Although the sanctions decided by the United States at the end of June in coordination with the European Union and the United Kingdom are due to come into full effect on 8 December, Lithuania had still been hoping that it could make Alexander Lukashenko see reason. It has called on the Belarusan president to change his foreign policy stance even though his role in the migration crisis at the EU-Belarusan border has now brought even stronger retaliation measures from the Western allies. Belarus is not showing any sign of wanting to calm the situation, however, and the Lithuanian national security department, the VSD, revealed recently that Minsk’s KGB carried out an operation aimed at collecting information on Svetlana Tikhanovskaïa, the Belarusan opposition coordinator who has taken refuge in Vilnius.

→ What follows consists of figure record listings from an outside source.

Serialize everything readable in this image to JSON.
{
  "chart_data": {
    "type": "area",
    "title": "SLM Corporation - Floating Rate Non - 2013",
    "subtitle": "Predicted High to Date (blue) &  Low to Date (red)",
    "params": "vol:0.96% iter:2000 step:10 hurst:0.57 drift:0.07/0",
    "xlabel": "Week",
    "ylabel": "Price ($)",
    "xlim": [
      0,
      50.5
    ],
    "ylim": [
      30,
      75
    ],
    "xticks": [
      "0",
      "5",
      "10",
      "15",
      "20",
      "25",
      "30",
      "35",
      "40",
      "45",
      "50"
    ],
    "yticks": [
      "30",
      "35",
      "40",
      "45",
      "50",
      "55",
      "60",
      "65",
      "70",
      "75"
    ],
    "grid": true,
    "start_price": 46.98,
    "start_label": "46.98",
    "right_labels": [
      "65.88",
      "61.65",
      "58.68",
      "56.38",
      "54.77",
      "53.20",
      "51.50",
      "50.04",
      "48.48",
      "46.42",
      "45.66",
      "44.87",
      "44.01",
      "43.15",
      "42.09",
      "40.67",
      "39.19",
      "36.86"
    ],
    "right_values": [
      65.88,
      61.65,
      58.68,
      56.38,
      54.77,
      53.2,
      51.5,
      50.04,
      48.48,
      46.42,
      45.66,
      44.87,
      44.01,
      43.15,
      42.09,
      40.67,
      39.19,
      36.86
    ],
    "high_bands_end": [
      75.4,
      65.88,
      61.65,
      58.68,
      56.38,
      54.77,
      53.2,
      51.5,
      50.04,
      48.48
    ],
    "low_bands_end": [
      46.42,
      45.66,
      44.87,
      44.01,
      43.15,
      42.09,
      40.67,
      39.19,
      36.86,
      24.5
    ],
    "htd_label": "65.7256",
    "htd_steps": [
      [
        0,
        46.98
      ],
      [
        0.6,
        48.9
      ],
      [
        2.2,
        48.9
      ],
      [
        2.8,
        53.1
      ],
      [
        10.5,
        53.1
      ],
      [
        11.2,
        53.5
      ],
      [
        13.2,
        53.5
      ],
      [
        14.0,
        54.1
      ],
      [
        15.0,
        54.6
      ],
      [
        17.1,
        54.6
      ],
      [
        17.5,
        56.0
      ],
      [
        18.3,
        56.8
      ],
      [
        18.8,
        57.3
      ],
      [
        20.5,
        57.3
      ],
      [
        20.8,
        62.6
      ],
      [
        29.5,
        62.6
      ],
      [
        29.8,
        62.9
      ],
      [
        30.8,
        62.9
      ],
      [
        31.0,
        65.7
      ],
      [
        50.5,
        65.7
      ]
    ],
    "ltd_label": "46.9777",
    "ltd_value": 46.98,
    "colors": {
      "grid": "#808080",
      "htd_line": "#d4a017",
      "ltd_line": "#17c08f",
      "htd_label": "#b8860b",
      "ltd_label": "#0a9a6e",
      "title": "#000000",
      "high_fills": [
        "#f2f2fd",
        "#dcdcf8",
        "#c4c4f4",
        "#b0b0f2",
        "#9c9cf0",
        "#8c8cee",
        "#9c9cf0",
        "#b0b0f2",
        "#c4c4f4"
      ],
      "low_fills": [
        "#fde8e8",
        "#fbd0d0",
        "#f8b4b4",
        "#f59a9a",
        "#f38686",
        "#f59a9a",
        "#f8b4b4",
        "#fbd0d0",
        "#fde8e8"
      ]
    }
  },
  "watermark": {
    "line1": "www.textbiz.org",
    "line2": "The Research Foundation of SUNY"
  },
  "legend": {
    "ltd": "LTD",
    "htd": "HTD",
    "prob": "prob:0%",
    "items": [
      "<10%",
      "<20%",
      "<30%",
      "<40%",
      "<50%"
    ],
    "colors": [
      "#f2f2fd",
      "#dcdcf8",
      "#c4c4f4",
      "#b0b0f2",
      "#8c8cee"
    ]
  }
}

In this already tense situation, a new batch of Western sanctions was announced on 2 December, adding to the existing measures that had been aimed among other things at Belarus’s potassium fertiliser exports a large part of which transit through Lithuanian territory and the port of Klaipeda. After having tried to carry out a delicate balancing act, therefore, Vilnius has now had to bow to pressure to enforce the sanctions.
Goodbye potash
Lithuanian head of state Gitanas Nauseda, who has called openly on Minsk to settle the border crisis, has had to accept that he will not be able to find an agreement with the Belarusan president, who is increasingly isolating himself. When he visited Klaipeda on 27 November, Lithuanian transport minister Marius Skuodis, who is concerned about the interruption of the Belarusan potassium fertiliser traffic, made a statement in which he made it clear that Lithuania hoped that the sanctions might be eased but insisted firmly that Minsk must change its position. Having failed to get a favourable response to its pleas, however, Vilnius has given up trying to persuade the authorities in Minsk, leaving its port authorities seriously alarmed about the drop in public and foreign investment that can be expected as a result of the fertiliser traffic.

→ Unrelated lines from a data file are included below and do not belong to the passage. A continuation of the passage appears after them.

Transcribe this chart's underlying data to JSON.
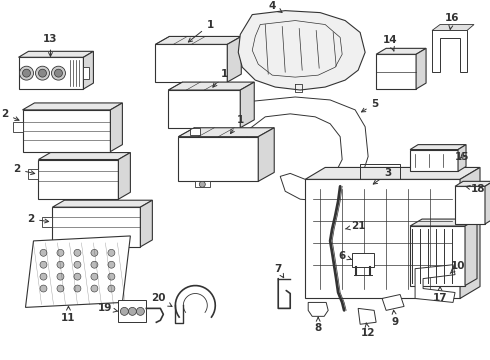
{
  "bg_color": "#ffffff",
  "line_color": "#333333",
  "fig_width": 4.9,
  "fig_height": 3.6,
  "dpi": 100
}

Baltic states raise their defences
After Belarus hardened its position, the Baltic states were obliged to call on their allies in NATO, where secretary generally Jens Stoltenberg has been fulsome in his support for the Baltic states and Poland. In an interview, President Nauseda suggested modifying the alliance’s rapid military action plan in line with the rapidly advancing Union State of Russia and Belarus integration project, for which 28 new agreements were signed on 4 November.
The EU, for its part, has promised to triple to €200m the border management funding it is due to make available next year to Lithuania, Latvia and Poland via EU border agency Frontex, the European Asylum Support Office and Europol. This has not stopped Lithuania from continuing to press its allies for support, however, while continuing to maintain a state of emergency on its border with Belarus.